Moment clé de la construction de cette légende urbain : la vidéo de 2009 montrant Ali Bongo intronisé Grand Maître de la Grande Loge du Gabon. Spectacle rarissime, où le président, héritier d’Omar Bongo, affiche une puissance maçonnique que l’on croyait vouée au silence. Pour Orock et Geschiere, ce geste paradoxal – démonstration d’autorité et aveu d’allégeance à la Grande Loge Nationale de France – a transformé le chef de l’État en figure de roman noir : maître d’un rite secret et, simultanément, marionnette néocoloniale.

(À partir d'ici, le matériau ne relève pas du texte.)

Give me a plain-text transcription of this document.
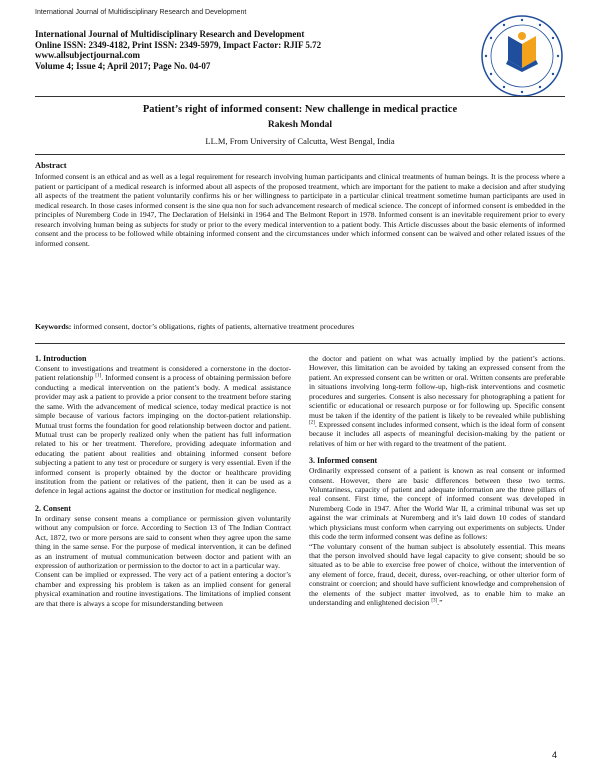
International Journal of Multidisciplinary Research and Development
International Journal of Multidisciplinary Research and Development
Online ISSN: 2349-4182, Print ISSN: 2349-5979, Impact Factor: RJIF 5.72
www.allsubjectjournal.com
Volume 4; Issue 4; April 2017; Page No. 04-07
Patient’s right of informed consent: New challenge in medical practice
Rakesh Mondal
LL.M, From University of Calcutta, West Bengal, India
Abstract
Informed consent is an ethical and as well as a legal requirement for research involving human participants and clinical treatments of human beings. It is the process where a patient or participant of a medical research is informed about all aspects of the proposed treatment, which are important for the patient to make a decision and after studying all aspects of the treatment the patient voluntarily confirms his or her willingness to participate in a particular clinical treatment sometime human participants are used in medical research. In those cases informed consent is the sine qua non for such advancement research of medical science. The concept of informed consent is embedded in the principles of Nuremberg Code in 1947, The Declaration of Helsinki in 1964 and The Belmont Report in 1978. Informed consent is an inevitable requirement prior to every research involving human being as subjects for study or prior to the every medical intervention to a patient body. This Article discusses about the basic elements of informed consent and the process to be followed while obtaining informed consent and the circumstances under which informed consent can be waived and other related issues of the informed consent.
Keywords: informed consent, doctor’s obligations, rights of patients, alternative treatment procedures
1. Introduction

Consent to investigations and treatment is considered a cornerstone in the doctor-patient relationship [1]. Informed consent is a process of obtaining permission before conducting a medical intervention on the patient’s body. A medical assistance provider may ask a patient to provide a prior consent to the treatment before staring the same. With the advancement of medical science, today medical practice is not simple because of various factors impinging on the doctor-patient relationship. Mutual trust forms the foundation for good relationship between doctor and patient. Mutual trust can be properly realized only when the patient has full information related to his or her treatment. Therefore, providing adequate information and educating the patient about realities and obtaining informed consent before subjecting a patient to any test or procedure or surgery is very essential. Even if the informed consent is properly obtained by the doctor or healthcare providing institution from the patient or relatives of the patient, then it can be used as a defence in legal actions against the doctor or institution for medical negligence.

2. Consent

In ordinary sense consent means a compliance or permission given voluntarily without any compulsion or force. According to Section 13 of The Indian Contract Act, 1872, two or more persons are said to consent when they agree upon the same thing in the same sense. For the purpose of medical intervention, it can be defined as an instrument of mutual communication between doctor and patient with an expression of authorization or permission to the doctor to act in a particular way.

Consent can be implied or expressed. The very act of a patient entering a doctor’s chamber and expressing his problem is taken as an implied consent for general physical examination and routine investigations. The limitations of implied consent are that there is always a scope for misunderstanding between

the doctor and patient on what was actually implied by the patient’s actions. However, this limitation can be avoided by taking an expressed consent from the patient. An expressed consent can be written or oral. Written consents are preferable in situations involving long-term follow-up, high-risk interventions and cosmetic procedures and surgeries. Consent is also necessary for photographing a patient for scientific or educational or research purpose or for following up. Specific consent must be taken if the identity of the patient is likely to be revealed while publishing [2]. Expressed consent includes informed consent, which is the ideal form of consent because it includes all aspects of meaningful decision-making by the patient or relatives of him or her with regard to the treatment of the patient.

3. Informed consent

Ordinarily expressed consent of a patient is known as real consent or informed consent. However, there are basic differences between these two terms. Voluntariness, capacity of patient and adequate information are the three pillars of real consent. First time, the concept of informed consent was developed in Nuremberg Code in 1947. After the World War II, a criminal tribunal was set up against the war criminals at Nuremberg and it’s laid down 10 codes of standard which physicians must conform when carrying out experiments on subjects. Under this code the term informed consent was define as follows:

“The voluntary consent of the human subject is absolutely essential. This means that the person involved should have legal capacity to give consent; should be so situated as to be able to exercise free power of choice, without the intervention of any element of force, fraud, deceit, duress, over-reaching, or other ulterior form of constraint or coercion; and should have sufficient knowledge and comprehension of the elements of the subject matter involved, as to enable him to make an understanding and enlightened decision [3].”

4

Le Gabon compte près d’un millier d’initiés, un maillage d’influences qui nourrit l’idée d’un pouvoir bicéphale, politique et ésotérique.
Du biang akuma à l’anusocratie : la longue mémoire du désir et de la richesse
Les auteurs exhument les notes de l’ethnographe allemand Günther Tessmann, qui décrivit chez les Fang à la frontière Cameroun-Gabon au début du XXe siècle le «biang akuma», la «médecine de la richesse» transmise, croyait-on, par relations sexuelles entre hommes.
En reliant ce rite précolonial à la panique contemporaine, Orock et Geschiere montrent que l’association entre sexualité masculine et accumulation de richesses plonge dans des strates bien antérieures à la colonisation. De la sorcellerie fang au scandale maçonnique, du fétiche de la prospérité à la politique de la rumeur, le corps masculin devient le réceptacle – et l’arme – de l’économie du pouvoir.
Avec une érudition fulgurante et une plume acérée, ‘’Conspiracy Narratives from Postcolonial Africa’’ transforme le Gabon en laboratoire d’anthropologie politique. Ce livre magistral révèle que, derrière le faste officiel et la continuité dynastique, le véritable drame gabonais se joue dans l’ombre : un entrelacs de secret, de désir et d’or où la rumeur n’est pas simple commérage, mais un acte de résistance et une clé de lecture du pouvoir.